ORIGINAL: HAZCON7
Is this "hunt" over 1000 acres of desert with only shrubs and a tripod stand over the only water hole?
or is it 1000 acres of thick Illinois forest? Big difference.
I'm sure its not all like this, but a pretty common practice on South Texas hunting property is to take bulldozers and scrape crossing senderos out of the thick brush, place a stand in the middle of the crosspaths and corn the four lanes. Lots of cactus, cedar and mesquite, few large trees.
It seems some people are confusing fenced property with high fenced. 1000 acres of normal fencing is free range and is a pretty good size property to hunt. 300 acres of free range land is pretty good hunting as you basically are benefiting from the surrounding land, as they are from you. 1000 acres of high fence is still a big place to hunt but without artificial help it will not be a perpetual haven for animals. Obviously, 10,000 acres and up would certainly be more capable. However, there are more and more small-acreage tracts being high fenced every day as landowners see a way to extract revenue from land that is basically scrub land. I've seen video of deer on a 300 acre high-fence that basically ran to the truck as they were fed. Great looking racks and a bunch of them. Two guys on our lease a few years ago took their sons there and 'harvested' some cull deer, 5 total if I remember correctly, and filmed the deer.
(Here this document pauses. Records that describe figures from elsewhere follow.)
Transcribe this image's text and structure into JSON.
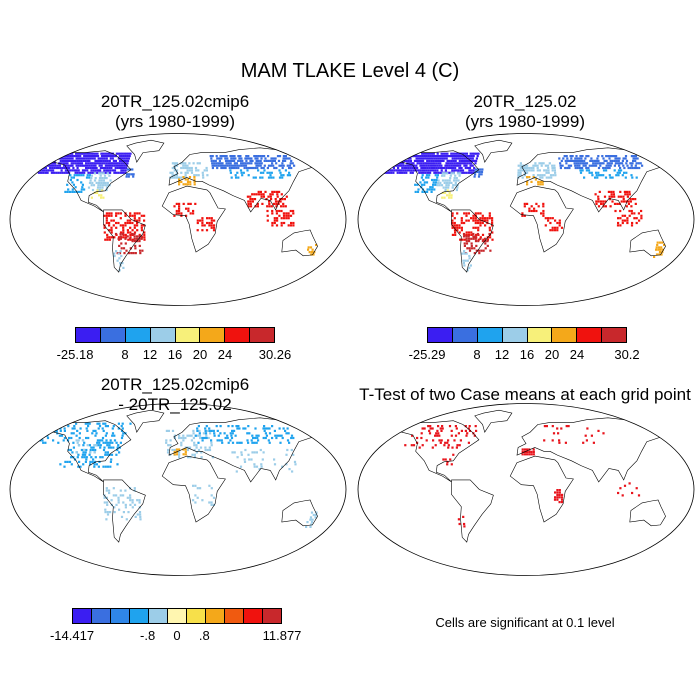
{
  "main_title": "MAM TLAKE Level 4 (C)",
  "panels": [
    {
      "title_line1": "20TR_125.02cmip6",
      "title_line2": "(yrs 1980-1999)"
    },
    {
      "title_line1": "20TR_125.02",
      "title_line2": "(yrs 1980-1999)"
    },
    {
      "title_line1": "20TR_125.02cmip6",
      "title_line2": "- 20TR_125.02"
    },
    {
      "title_line1": "T-Test of two Case means at each grid point",
      "title_line2": ""
    }
  ],
  "colorbars": [
    {
      "colors": [
        "#3b1ef2",
        "#3a6fe0",
        "#1fa3ee",
        "#9ccde8",
        "#f7f07a",
        "#f4a81a",
        "#f0120e",
        "#c8282c"
      ],
      "labels": [
        "-25.18",
        "8",
        "12",
        "16",
        "20",
        "24",
        "30.26"
      ]
    },
    {
      "colors": [
        "#3b1ef2",
        "#3a6fe0",
        "#1fa3ee",
        "#9ccde8",
        "#f7f07a",
        "#f4a81a",
        "#f0120e",
        "#c8282c"
      ],
      "labels": [
        "-25.29",
        "8",
        "12",
        "16",
        "20",
        "24",
        "30.2"
      ]
    },
    {
      "colors": [
        "#3b1ef2",
        "#3a6fe0",
        "#2f86e8",
        "#1fa3ee",
        "#9ccde8",
        "#fff6b0",
        "#f7e04a",
        "#f4a81a",
        "#f05a10",
        "#f0120e",
        "#c8282c"
      ],
      "labels": [
        "-14.417",
        "-.8",
        "0",
        ".8",
        "11.877"
      ]
    }
  ],
  "significance_note": "Cells are significant at 0.1 level",
  "colors": {
    "significant": "#e8141c",
    "coastline": "#000000"
  }
}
I hunted in December on a free range 1500 acre tract. The owner drove me past 2 tracts some guys had bought and was high-fencing in, one 600 acres and one 800. The 800 acre tract was divided 300/500 with the 300 reserved for breeding. Besides these tracts being too small, any deer on that land at the time the last section of fence goes up was just taken out of the natural bloodlines. There's still a lot more free range but you see more and more high fences going up every year.